Teru Nakashima, All about Self-esteem
OK, wow, these articles you sent over about anger management from President Online by this Japanese psychologist are really fascinating. Like this whole idea of passive aggressive anger really got my attention. It's not like you know the typical shouting and arguing, but, as this author pointed out, it can be just as damaging, if not more so.
Speaker 3:Oh yeah.
Speaker 1:To relationships. Have you ever? I mean?
Speaker 3:Oh, for sure.
Speaker 1:I'm sure you've encountered this kind of anger right.
Speaker 3:Definitely. I mean, it's probably way more common and we realize it's like this, you know, kind of sneaky, like sabotage, that just kind of festers under the surface. You know the author actually connects it to our human need for attention. Oh, interesting you know, sometimes, when we don't get that positive attention we crave, we might like unconsciously seek out negative attention.
Speaker 1:Right.
Speaker 3:Even if it ends up hurting us in the long run.
Speaker 1:It's like, hey, pay attention to me, even if it's for all the wrong reasons.
Speaker 3:Exactly.
Speaker 1:That's such an interesting psychological insight.

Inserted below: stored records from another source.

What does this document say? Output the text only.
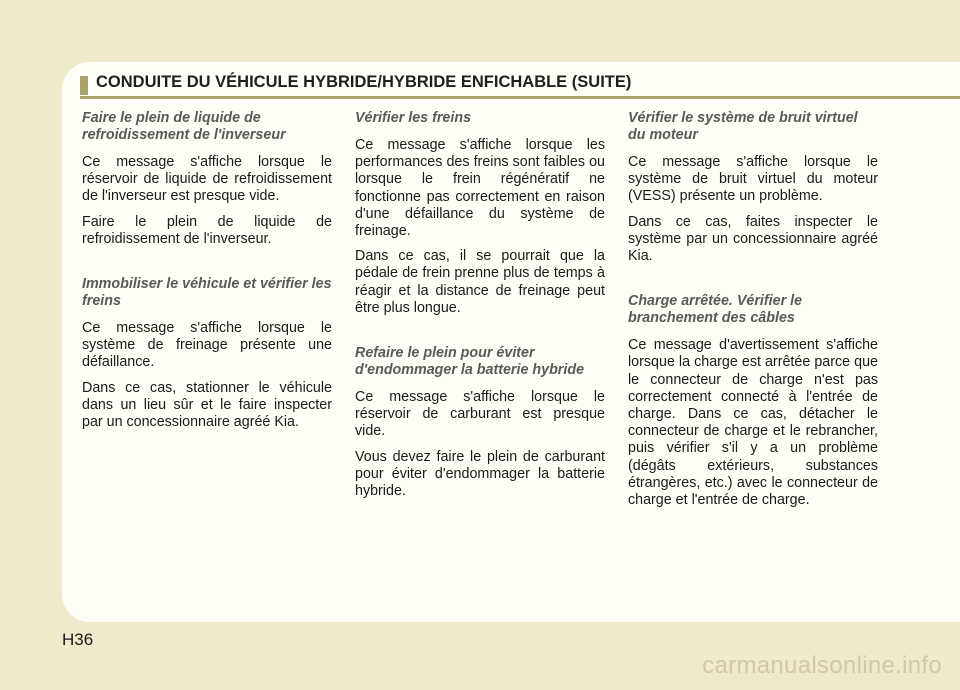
CONDUITE DU VÉHICULE HYBRIDE/HYBRIDE ENFICHABLE (SUITE)
Faire le plein de liquide de refroidissement de l'inverseur
Ce message s'affiche lorsque le réservoir de liquide de refroidissement de l'inverseur est presque vide.
Faire le plein de liquide de refroidissement de l'inverseur.
Immobiliser le véhicule et vérifier les freins
Ce message s'affiche lorsque le système de freinage présente une défaillance.
Dans ce cas, stationner le véhicule dans un lieu sûr et le faire inspecter par un concessionnaire agréé Kia.
Vérifier les freins
Ce message s'affiche lorsque les performances des freins sont faibles ou lorsque le frein régénératif ne fonctionne pas correctement en raison d'une défaillance du système de freinage.
Dans ce cas, il se pourrait que la pédale de frein prenne plus de temps à réagir et la distance de freinage peut être plus longue.
Refaire le plein pour éviter d'endommager la batterie hybride
Ce message s'affiche lorsque le réservoir de carburant est presque vide.
Vous devez faire le plein de carburant pour éviter d'endommager la batterie hybride.
Vérifier le système de bruit virtuel du moteur
Ce message s'affiche lorsque le système de bruit virtuel du moteur (VESS) présente un problème.
Dans ce cas, faites inspecter le système par un concessionnaire agréé Kia.
Charge arrêtée. Vérifier le branchement des câbles
Ce message d'avertissement s'affiche lorsque la charge est arrêtée parce que le connecteur de charge n'est pas correctement connecté à l'entrée de charge. Dans ce cas, détacher le connecteur de charge et le rebrancher, puis vérifier s'il y a un problème (dégâts extérieurs, substances étrangères, etc.) avec le connecteur de charge et l'entrée de charge.
H36
carmanualsonline.info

Speaker 3:It is. Yeah, I think what's really intriguing is the author's suggestion to keep an anger diary. And again, it's not about like dwelling on the negative, it's more about just like noticing our patterns of behavior.
Speaker 1:Okay, so how does this anger diary work? Is it just like venting on a paper?
Speaker 3:No, it's a little more structured than that. You start with a date, okay, of course. Then you, you know, write down, like the event, what actually triggered your anger. But then it gets interesting because then you go into your interpretation of that situation.
Speaker 2:Oh, okay.
Speaker 3:Like, what were the thoughts that were going through your head? Was there like a belief or an assumption that you had that fueled that anger? And then, finally, you reflect on your actions.
Speaker 1:Right.
Speaker 3:How did you actually react? How did you respond?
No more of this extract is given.